Em nota, o banco destacou que, durante sua passagem pelo Palácio do Planalto, Dilma “concentrou sua agenda em garantir a estabilidade econômica e a geração de empregos”, além de ter trabalhado no “resultado de um dos mais amplos processos de redução da pobreza da história do país”: o Brasil foi retirado do Mapa da Fome em 2014, relatório elaborado pela Organização das Nações Unidas (ONU).

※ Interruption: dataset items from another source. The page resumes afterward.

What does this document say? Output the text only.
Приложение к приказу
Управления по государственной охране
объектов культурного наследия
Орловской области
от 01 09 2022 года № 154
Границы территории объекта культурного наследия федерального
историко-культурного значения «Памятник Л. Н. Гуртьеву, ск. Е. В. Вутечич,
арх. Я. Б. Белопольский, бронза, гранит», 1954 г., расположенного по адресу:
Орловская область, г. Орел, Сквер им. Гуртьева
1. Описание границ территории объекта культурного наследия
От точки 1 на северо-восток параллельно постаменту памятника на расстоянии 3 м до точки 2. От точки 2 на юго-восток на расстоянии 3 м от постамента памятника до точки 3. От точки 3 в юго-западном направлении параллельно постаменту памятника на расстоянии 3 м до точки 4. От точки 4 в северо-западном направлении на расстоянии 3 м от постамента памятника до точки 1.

Entretanto, na imprensa, pouco se falou sobre as qualificações que Rousseff possui para estar à frente do novo cargo. Houve poucas informações sobre as atribuições do posto, além do pouco espaço para discutir a relevância da instituição na atual ordem econômica global. Veículos empreenderam críticas cabíveis à condução da política econômica em seus cinco anos de governo, mas o tom machista configurado em uma atenção midiática desproporcional – naturalmente esperada – em relação à cobertura da posse de seu antecessor são dignos de análise.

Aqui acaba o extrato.